After the entry of the Order of Protection, the ex-girlfriend then started a fake Facebook page for the ex-boyfriend that included his name and picture. She used this page to send herself messages in order to have him arrested for violations of the Order of Protection.
In one case, however, in Orange County, California, the State’s Attorneys themselves suspected foul play during the ex-girlfriend’s testimony during a preliminary hearing about troubling messages through the fake Facebook account. The State’s Attorney issued a subpoena to the cell phone providers which took months to obtain the results. In the end, the results showed that the Facebook messages came from the ex-girlfriend’s cell phone herself. In essence, she was sending herself messages in order to further frame her ex-boyfriend and put him in jail.
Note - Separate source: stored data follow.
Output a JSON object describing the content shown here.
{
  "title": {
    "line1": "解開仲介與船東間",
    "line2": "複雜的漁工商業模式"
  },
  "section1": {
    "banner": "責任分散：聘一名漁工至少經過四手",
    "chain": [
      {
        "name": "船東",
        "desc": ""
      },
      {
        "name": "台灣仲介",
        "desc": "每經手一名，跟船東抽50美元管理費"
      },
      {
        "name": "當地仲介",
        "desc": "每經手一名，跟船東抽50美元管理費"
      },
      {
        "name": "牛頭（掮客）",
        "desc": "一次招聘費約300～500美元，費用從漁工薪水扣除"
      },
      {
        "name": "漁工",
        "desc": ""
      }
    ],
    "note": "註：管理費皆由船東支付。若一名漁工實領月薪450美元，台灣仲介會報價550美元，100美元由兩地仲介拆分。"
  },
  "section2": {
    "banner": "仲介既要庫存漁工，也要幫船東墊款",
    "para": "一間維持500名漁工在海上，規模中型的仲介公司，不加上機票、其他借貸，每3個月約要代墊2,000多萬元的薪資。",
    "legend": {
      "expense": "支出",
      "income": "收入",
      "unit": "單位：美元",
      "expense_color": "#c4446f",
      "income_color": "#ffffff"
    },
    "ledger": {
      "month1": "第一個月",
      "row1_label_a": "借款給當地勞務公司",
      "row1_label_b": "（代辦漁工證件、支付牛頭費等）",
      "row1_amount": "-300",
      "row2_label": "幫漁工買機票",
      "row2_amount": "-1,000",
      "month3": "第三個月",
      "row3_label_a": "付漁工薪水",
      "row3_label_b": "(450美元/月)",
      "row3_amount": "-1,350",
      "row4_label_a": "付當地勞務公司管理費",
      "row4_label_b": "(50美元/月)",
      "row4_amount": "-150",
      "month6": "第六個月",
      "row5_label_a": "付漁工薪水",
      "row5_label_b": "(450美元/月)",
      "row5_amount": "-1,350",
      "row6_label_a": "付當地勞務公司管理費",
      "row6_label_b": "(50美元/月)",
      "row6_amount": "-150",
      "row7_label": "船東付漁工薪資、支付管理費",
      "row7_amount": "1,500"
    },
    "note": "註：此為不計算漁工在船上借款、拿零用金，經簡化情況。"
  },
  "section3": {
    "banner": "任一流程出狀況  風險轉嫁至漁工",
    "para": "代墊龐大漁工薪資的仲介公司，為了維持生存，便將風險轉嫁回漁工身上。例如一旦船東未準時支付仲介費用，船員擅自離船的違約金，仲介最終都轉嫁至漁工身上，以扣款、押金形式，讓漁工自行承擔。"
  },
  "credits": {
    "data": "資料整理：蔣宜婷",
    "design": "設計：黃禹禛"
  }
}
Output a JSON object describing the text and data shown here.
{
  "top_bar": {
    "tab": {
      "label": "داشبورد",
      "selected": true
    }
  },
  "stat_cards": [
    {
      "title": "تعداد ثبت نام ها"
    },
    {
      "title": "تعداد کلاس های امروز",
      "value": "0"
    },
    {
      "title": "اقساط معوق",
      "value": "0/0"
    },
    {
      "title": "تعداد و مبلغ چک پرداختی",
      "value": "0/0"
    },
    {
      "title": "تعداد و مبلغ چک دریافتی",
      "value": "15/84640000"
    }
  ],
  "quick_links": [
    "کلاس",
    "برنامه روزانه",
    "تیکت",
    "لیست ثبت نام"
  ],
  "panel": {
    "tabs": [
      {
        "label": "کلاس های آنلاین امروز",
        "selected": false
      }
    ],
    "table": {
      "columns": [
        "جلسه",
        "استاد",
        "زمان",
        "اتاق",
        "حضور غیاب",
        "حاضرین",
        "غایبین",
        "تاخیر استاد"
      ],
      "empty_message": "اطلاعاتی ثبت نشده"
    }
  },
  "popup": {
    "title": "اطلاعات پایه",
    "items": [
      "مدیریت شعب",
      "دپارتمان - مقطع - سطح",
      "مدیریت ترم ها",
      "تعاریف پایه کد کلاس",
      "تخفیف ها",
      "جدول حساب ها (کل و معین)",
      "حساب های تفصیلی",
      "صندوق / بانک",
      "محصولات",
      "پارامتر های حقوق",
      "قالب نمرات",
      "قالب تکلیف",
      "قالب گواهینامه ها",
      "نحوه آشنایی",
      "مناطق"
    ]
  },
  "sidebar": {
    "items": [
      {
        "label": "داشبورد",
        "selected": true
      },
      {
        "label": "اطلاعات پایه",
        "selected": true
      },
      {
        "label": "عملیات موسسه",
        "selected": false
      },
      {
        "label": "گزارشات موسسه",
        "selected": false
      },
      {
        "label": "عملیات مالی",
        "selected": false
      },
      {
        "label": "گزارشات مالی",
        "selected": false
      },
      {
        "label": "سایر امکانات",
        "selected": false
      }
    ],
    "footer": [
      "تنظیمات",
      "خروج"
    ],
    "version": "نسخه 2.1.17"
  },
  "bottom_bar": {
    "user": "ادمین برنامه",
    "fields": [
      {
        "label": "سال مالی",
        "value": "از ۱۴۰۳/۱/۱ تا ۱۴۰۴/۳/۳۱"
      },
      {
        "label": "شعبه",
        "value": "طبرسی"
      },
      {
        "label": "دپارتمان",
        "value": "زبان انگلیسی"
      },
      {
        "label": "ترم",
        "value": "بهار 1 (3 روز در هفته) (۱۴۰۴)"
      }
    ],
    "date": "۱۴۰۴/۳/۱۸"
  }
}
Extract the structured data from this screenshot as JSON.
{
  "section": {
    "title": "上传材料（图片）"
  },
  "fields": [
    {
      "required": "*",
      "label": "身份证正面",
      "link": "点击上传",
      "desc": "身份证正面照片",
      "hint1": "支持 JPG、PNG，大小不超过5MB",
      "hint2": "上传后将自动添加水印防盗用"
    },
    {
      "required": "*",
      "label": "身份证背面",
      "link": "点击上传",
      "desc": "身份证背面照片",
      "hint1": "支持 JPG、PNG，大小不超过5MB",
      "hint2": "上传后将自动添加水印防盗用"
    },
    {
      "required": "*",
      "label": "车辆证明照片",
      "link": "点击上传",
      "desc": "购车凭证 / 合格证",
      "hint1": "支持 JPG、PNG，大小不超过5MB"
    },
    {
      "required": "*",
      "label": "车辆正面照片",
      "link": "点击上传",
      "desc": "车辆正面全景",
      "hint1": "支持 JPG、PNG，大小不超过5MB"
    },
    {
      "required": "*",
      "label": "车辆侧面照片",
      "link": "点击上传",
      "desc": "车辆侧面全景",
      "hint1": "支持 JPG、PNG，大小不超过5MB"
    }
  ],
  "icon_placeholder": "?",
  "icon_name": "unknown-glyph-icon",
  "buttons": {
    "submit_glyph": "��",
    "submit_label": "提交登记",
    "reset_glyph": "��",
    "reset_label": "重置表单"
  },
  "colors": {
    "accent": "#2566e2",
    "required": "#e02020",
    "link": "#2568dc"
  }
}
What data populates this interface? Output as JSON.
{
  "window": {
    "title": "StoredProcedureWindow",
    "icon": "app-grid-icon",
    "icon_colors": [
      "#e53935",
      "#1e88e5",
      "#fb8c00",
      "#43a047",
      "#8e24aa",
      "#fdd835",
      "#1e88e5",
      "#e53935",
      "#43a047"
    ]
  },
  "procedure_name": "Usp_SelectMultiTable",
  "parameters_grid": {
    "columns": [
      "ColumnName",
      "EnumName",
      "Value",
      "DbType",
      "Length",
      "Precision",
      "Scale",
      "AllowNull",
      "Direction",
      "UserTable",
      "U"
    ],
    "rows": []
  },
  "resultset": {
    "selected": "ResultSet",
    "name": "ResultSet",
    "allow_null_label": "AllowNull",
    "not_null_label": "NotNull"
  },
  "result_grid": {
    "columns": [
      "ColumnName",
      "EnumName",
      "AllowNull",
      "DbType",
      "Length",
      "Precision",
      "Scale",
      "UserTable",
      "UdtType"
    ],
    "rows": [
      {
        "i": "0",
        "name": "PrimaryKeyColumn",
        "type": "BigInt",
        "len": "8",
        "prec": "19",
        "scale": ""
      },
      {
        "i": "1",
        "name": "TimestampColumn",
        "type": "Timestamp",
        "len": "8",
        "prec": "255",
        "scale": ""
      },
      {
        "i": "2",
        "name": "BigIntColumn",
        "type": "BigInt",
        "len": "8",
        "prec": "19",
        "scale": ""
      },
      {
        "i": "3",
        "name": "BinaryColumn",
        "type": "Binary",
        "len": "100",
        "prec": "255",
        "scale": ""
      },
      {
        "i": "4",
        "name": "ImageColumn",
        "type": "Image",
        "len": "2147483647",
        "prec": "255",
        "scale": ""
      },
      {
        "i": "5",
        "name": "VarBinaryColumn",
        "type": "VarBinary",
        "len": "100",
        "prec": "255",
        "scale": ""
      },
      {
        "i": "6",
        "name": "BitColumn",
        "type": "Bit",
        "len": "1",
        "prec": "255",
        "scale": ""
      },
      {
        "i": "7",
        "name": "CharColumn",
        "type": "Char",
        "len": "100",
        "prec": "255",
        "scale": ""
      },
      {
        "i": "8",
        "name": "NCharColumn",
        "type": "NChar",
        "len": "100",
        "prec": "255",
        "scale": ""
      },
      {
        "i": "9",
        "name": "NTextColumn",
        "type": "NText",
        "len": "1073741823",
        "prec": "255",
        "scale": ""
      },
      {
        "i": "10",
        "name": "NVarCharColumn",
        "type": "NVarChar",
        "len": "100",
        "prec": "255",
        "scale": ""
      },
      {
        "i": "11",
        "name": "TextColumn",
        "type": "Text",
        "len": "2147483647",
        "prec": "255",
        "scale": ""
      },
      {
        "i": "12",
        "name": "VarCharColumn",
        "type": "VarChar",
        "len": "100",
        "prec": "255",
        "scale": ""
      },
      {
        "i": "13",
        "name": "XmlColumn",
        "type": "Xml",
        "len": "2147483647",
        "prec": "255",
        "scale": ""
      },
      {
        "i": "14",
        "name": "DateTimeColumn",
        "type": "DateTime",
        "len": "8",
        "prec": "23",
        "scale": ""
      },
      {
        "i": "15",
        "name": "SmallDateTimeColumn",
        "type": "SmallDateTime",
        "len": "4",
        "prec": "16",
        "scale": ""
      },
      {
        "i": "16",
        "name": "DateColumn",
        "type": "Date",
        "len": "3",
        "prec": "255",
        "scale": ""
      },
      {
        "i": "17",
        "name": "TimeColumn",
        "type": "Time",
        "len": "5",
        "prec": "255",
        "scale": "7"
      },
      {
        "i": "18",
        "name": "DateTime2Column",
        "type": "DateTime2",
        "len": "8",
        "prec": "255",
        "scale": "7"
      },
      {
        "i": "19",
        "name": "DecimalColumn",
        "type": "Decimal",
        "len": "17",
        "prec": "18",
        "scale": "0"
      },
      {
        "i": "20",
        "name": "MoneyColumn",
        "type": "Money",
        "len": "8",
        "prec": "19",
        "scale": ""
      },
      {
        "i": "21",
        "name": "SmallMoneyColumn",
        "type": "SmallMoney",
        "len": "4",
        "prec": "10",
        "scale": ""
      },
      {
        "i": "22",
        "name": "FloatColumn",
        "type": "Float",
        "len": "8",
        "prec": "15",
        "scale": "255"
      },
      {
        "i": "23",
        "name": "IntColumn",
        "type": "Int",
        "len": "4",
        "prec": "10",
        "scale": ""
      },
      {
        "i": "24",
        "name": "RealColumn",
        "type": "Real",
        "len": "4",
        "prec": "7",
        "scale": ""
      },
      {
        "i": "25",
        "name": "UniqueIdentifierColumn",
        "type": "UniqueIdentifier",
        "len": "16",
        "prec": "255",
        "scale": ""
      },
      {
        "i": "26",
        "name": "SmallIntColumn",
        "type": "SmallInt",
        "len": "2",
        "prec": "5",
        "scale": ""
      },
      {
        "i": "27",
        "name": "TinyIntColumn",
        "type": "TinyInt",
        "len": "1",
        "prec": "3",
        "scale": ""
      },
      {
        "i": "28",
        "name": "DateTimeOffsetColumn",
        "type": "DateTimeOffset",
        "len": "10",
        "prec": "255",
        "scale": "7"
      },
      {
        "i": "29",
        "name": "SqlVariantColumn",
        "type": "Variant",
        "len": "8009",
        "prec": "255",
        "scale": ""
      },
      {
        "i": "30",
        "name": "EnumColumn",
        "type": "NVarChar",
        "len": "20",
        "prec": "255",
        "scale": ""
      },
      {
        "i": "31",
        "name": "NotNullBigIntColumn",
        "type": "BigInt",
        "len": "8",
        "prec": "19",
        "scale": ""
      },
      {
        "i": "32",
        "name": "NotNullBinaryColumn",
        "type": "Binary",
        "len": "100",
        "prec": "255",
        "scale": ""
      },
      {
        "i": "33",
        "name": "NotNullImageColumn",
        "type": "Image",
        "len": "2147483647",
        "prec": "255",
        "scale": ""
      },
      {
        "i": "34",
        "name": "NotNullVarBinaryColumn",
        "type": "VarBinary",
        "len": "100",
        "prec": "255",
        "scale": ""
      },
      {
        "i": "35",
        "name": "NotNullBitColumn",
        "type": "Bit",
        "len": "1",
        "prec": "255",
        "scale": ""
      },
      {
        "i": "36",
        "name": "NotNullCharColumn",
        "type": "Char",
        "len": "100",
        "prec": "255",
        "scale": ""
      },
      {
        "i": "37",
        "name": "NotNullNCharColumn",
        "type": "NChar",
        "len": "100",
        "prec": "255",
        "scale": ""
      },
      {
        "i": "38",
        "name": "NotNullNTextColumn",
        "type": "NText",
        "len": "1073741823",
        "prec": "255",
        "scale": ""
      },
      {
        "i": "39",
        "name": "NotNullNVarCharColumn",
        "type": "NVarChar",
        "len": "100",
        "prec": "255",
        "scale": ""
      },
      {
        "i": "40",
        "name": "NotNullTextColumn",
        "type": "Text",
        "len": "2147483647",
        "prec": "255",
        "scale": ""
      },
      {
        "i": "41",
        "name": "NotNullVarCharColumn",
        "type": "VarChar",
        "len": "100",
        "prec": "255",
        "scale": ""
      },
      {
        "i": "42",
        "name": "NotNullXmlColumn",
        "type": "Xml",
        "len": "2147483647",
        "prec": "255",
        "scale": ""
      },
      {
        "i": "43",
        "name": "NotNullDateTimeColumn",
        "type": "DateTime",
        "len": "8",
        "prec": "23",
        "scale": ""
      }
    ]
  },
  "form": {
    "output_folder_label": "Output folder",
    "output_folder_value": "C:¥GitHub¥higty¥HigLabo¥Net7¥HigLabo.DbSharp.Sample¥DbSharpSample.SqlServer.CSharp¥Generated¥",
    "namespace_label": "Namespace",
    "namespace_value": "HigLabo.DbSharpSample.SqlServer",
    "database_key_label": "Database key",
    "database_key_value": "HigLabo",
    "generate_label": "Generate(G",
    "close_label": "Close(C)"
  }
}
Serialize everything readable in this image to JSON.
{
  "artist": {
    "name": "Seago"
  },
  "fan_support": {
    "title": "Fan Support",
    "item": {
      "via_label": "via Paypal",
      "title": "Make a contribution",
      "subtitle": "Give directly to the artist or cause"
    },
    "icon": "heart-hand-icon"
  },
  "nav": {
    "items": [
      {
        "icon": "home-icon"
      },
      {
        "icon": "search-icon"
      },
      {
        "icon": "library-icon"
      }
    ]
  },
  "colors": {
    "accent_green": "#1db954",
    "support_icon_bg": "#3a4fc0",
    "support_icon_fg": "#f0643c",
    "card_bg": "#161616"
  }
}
The ex-boyfriend was eventually exonerated of all crimes although his grandmother, who had re-mortgaged her home in order to pay for his bond, had passed away before he was exonerated.
Although rare, this is a good reminder about the ways social media can be used against you. It is usually our recommendation that parties in a divorce or contested proceeding deactivate their account to avoid any problems. You may be cleared in the end, but the hassle of having to defend yourself from baseless claims can be devastating to your emotional well being and to your pocket.